I smiled and pushed the slice of plum cake a little closer to her.
Next to her, the twenty-something version of me, married and with two small kids, rolled her eyes. She looked tired, a little overwhelmed.
“Are we still in tech?” she asked. “Or just busy being a mom of two?”
I laughed. A little too loudly.
The thirty-something sipped her masala chai, clearly stressed. It was written all over her face. My loud laugh had annoyed her.
“Not all of us have time. We’re busy with kids and work,” she said quietly.
“Be honest. Did we ever go to that farmhouse by the Bharathapuzha, with paddy fields around, to write the stories we dreamed of?”
I just smiled.
The forty-something looked at me over her reading glasses, calm and quiet. She had lived through Papa’s absence and juggled a few careers.
“Did we make peace with the chaos? Let go of the nine-to-five(or nine)? Survive? How are the kids?”
She looked at me as if I owed her answers. Some questions don’t need answers. I pulled out a chair next to her. I wanted to hug her. I still might.
After a few seconds, one by one, they faded away.
The plum cake girl with dreams too big, clueless about the wild terrains waiting ahead.
The mother who forgot herself for a decade.
The rebel coder who secretly wrote stories in Jupyter Notebooks.
And the confused yet confident woman who desperately wanted an escape from the rat race.
And then I was alone. Just five cups sat on the table:
- A coffee with extra sugar (teenage)
- A strong tea (twenties)
- A masala chai (thirties)
- A herbal tea she pretended to like (forties)
- And mine, a hot filter coffee
Then the café door opened again.
A woman in her sixties walked in. Her greying hair was casually knotted in a loose bun, and the deep pockets of her kurta were stuffed with pens and folded papers.
She was trying to act like a serious writer, but she couldn’t pull it off anymore. The moment she saw me, she burst into laughter for no reason at all.
“One ginger lemon honey tea,” she said dramatically. “It soothes the soul and the ego when the drafts are bad.”
I checked to see if she was limping and asked how her knees were after that surgery a decade ago. She flashed a smile and said she had gone trekking last week.
Before I could say anything more, the door creaked open again.
A woman in her seventies walked in, her saree pallu tucked in neatly. Her eyes sparkled with memories, and her smile was filled with years of laughter.
She ordered a black coffee, no sugar. “Life’s sweet enough,” she winked.
There we sat, three versions of me, sipping our chosen drinks slowly, sharing quiet smiles, saying little, but somehow understanding everything.
And then my phone buzzed. It was a video call.
“Sorry, I couldn’t make it,” said the eighty-something woman, her face lined with a few wrinkles but still bright with life.
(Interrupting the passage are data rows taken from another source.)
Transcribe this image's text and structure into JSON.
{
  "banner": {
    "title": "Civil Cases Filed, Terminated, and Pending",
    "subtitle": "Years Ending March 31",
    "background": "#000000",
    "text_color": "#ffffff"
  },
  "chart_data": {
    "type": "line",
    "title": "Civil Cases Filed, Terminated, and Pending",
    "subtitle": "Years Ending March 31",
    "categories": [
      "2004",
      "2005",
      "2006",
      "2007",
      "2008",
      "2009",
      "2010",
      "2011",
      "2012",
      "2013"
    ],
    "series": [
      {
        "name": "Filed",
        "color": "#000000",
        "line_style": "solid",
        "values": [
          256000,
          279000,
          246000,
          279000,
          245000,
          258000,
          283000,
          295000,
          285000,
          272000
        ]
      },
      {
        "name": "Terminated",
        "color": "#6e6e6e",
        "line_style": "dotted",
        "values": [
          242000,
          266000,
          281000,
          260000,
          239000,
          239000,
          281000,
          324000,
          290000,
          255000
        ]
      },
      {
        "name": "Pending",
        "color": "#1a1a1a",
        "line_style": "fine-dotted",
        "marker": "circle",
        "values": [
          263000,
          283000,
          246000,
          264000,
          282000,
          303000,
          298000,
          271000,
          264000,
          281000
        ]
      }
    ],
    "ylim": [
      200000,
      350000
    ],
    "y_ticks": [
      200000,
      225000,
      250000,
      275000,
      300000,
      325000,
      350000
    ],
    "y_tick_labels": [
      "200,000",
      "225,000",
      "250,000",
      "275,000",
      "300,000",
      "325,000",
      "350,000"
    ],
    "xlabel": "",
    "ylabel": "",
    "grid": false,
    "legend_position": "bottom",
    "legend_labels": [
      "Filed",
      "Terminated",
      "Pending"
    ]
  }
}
The eighty-something continued, her voice full of spirit and enthusiasm, “I’m in Dehradun, near Ruskin Bond’s place. Attending a veteran authors’ meet. Just ten minutes to spare, but I didn’t want to miss this.”
The sixty-something said with a grin, “Ah, the hometown of your literary-world crush, was it?”
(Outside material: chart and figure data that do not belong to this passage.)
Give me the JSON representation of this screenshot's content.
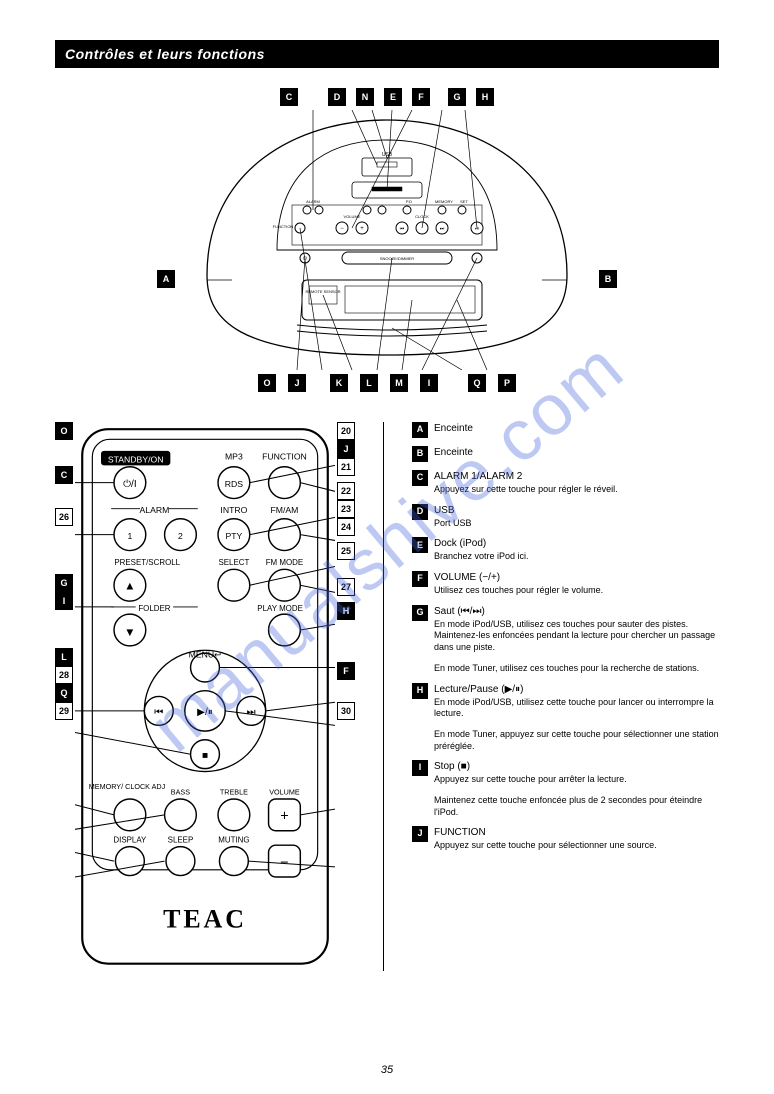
{
  "header_title": "Contrôles et leurs fonctions",
  "watermark": "manualshive.com",
  "page_number": "35",
  "device": {
    "top_callouts": [
      "C",
      "D",
      "N",
      "E",
      "F",
      "G",
      "H"
    ],
    "left_callout": "A",
    "right_callout": "B",
    "bottom_callouts": [
      "O",
      "J",
      "K",
      "L",
      "M",
      "I",
      "Q",
      "P"
    ],
    "panel_labels": {
      "usb": "USB",
      "function": "FUNCTION",
      "alarm1": "1",
      "alarm2": "2",
      "alarm": "ALARM",
      "volume": "VOLUME",
      "minus": "−",
      "plus": "+",
      "pd": "P.D",
      "clock": "CLOCK",
      "memory": "MEMORY",
      "set": "SET",
      "prev": "⏮",
      "next": "⏭",
      "playpause": "⏯",
      "power": "⏻",
      "snooze": "SNOOZE/DIMMER",
      "remote_sensor": "REMOTE\nSENSOR"
    }
  },
  "remote": {
    "brand": "TEAC",
    "rows": [
      {
        "labels_above": [
          "STANDBY/ON",
          "",
          "MP3",
          "FUNCTION"
        ],
        "labels_below": [
          "",
          "",
          "RDS",
          ""
        ],
        "btn_faces": [
          "⏻/I",
          "",
          "○",
          "○"
        ],
        "cols": [
          0,
          2,
          3
        ]
      },
      {
        "labels_above": [
          "",
          "ALARM",
          "INTRO",
          "FM/AM"
        ],
        "labels_below": [
          "",
          "",
          "PTY",
          ""
        ],
        "btn_faces": [
          "1",
          "2",
          "○",
          "○"
        ],
        "cols": [
          0,
          1,
          2,
          3
        ]
      },
      {
        "labels_above": [
          "PRESET/SCROLL",
          "",
          "SELECT",
          "FM MODE"
        ],
        "labels_below": [
          "",
          "",
          "",
          ""
        ],
        "btn_faces": [
          "▲",
          "",
          "○",
          "○"
        ],
        "cols": [
          0,
          2,
          3
        ]
      },
      {
        "labels_above": [
          "",
          "FOLDER",
          "",
          "PLAY MODE"
        ],
        "labels_below": [
          "",
          "",
          "",
          ""
        ],
        "btn_faces": [
          "▼",
          "",
          "",
          "○"
        ],
        "cols": [
          0,
          3
        ]
      },
      {
        "nav": true,
        "center": "▶/⏸",
        "up": "MENU↩",
        "left": "⏮",
        "right": "⏭",
        "down": "■"
      },
      {
        "labels_above": [
          "MEMORY/\nCLOCK ADJ",
          "BASS",
          "TREBLE",
          "VOLUME"
        ],
        "btn_faces": [
          "○",
          "○",
          "○",
          "+"
        ],
        "cols": [
          0,
          1,
          2,
          3
        ]
      },
      {
        "labels_above": [
          "DISPLAY",
          "SLEEP",
          "MUTING",
          ""
        ],
        "btn_faces": [
          "○",
          "○",
          "○",
          "−"
        ],
        "cols": [
          0,
          1,
          2,
          3
        ]
      }
    ],
    "left_callouts": [
      {
        "n": "O",
        "style": "solid",
        "gap": 6
      },
      {
        "n": "",
        "style": "spacer",
        "gap": 20
      },
      {
        "n": "C",
        "style": "solid",
        "gap": 6
      },
      {
        "n": "",
        "style": "spacer",
        "gap": 18
      },
      {
        "n": "26",
        "style": "hollow",
        "gap": 6
      },
      {
        "n": "",
        "style": "spacer",
        "gap": 42
      },
      {
        "n": "G",
        "style": "solid",
        "gap": 0
      },
      {
        "n": "I",
        "style": "solid",
        "gap": 6
      },
      {
        "n": "",
        "style": "spacer",
        "gap": 32
      },
      {
        "n": "L",
        "style": "solid",
        "gap": 0
      },
      {
        "n": "28",
        "style": "hollow",
        "gap": 0
      },
      {
        "n": "Q",
        "style": "solid",
        "gap": 0
      },
      {
        "n": "29",
        "style": "hollow",
        "gap": 6
      }
    ],
    "right_callouts": [
      {
        "n": "20",
        "style": "hollow",
        "gap": 0
      },
      {
        "n": "J",
        "style": "solid",
        "gap": 0
      },
      {
        "n": "21",
        "style": "hollow",
        "gap": 6
      },
      {
        "n": "22",
        "style": "hollow",
        "gap": 0
      },
      {
        "n": "23",
        "style": "hollow",
        "gap": 0
      },
      {
        "n": "24",
        "style": "hollow",
        "gap": 6
      },
      {
        "n": "25",
        "style": "hollow",
        "gap": 0
      },
      {
        "n": "",
        "style": "spacer",
        "gap": 18
      },
      {
        "n": "27",
        "style": "hollow",
        "gap": 6
      },
      {
        "n": "H",
        "style": "solid",
        "gap": 6
      },
      {
        "n": "",
        "style": "spacer",
        "gap": 36
      },
      {
        "n": "F",
        "style": "solid",
        "gap": 0
      },
      {
        "n": "",
        "style": "spacer",
        "gap": 22
      },
      {
        "n": "30",
        "style": "hollow",
        "gap": 6
      }
    ]
  },
  "descriptions": [
    {
      "n": "A",
      "style": "solid",
      "title": "Enceinte"
    },
    {
      "n": "B",
      "style": "solid",
      "title": "Enceinte"
    },
    {
      "n": "C",
      "style": "solid",
      "title": "ALARM 1/ALARM 2",
      "sub": "Appuyez sur cette touche pour régler le réveil."
    },
    {
      "n": "D",
      "style": "solid",
      "title": "USB",
      "sub": "Port USB"
    },
    {
      "n": "E",
      "style": "solid",
      "title": "Dock (iPod)",
      "sub": "Branchez votre iPod ici."
    },
    {
      "n": "F",
      "style": "solid",
      "title": "VOLUME (−/+)",
      "sub": "Utilisez ces touches pour régler le volume."
    },
    {
      "n": "G",
      "style": "solid",
      "title": "Saut (⏮/⏭)",
      "sub": "En mode iPod/USB, utilisez ces touches pour sauter des pistes. Maintenez-les enfoncées pendant la lecture pour chercher un passage dans une piste."
    },
    {
      "n": "",
      "style": "none",
      "title": "",
      "sub": "En mode Tuner, utilisez ces touches pour la recherche de stations."
    },
    {
      "n": "H",
      "style": "solid",
      "title": "Lecture/Pause (▶/⏸)",
      "sub": "En mode iPod/USB, utilisez cette touche pour lancer ou interrompre la lecture."
    },
    {
      "n": "",
      "style": "none",
      "title": "",
      "sub": "En mode Tuner, appuyez sur cette touche pour sélectionner une station préréglée."
    },
    {
      "n": "I",
      "style": "solid",
      "title": "Stop (■)",
      "sub": "Appuyez sur cette touche pour arrêter la lecture."
    },
    {
      "n": "",
      "style": "none",
      "title": "",
      "sub": "Maintenez cette touche enfoncée plus de 2 secondes pour éteindre l'iPod."
    },
    {
      "n": "J",
      "style": "solid",
      "title": "FUNCTION",
      "sub": "Appuyez sur cette touche pour sélectionner une source."
    }
  ],
  "colors": {
    "black": "#000000",
    "white": "#ffffff",
    "watermark": "rgba(70,100,220,0.35)"
  }
}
The seventy-something teased, “Oh yes, she was always prone to intellectual infatuations, never gave the slightest hint to the poor soul involved…Classic Libran!”
We raised our mugs to the screen as if it were an inside joke, and burst out laughing.
“Why the rush?” I asked.
“Doctor’s appointment in ten minutes,” the eighty-something replied, adjusting her shawl like a queen.
The sixty-something lowered her voice. “Fracture again?”
She laughed. “No, no, that was the first and last fracture. This is just the usual frozen shoulder.”
The seventy-something joined in. “Same old doc?”
She giggled and said, “Nope. My grandson is an orthopedic surgeon. He runs his own clinic now.”
Ah, God must’ve heard my prayers. Just as I was about to ask, “How many more grandkids do you have?” the call dropped.
My phone rang again. It was my friend, the one who had promised to join me for coffee!
P.S.: I changed the book title to The Seven People I Met in the Coffee Shop.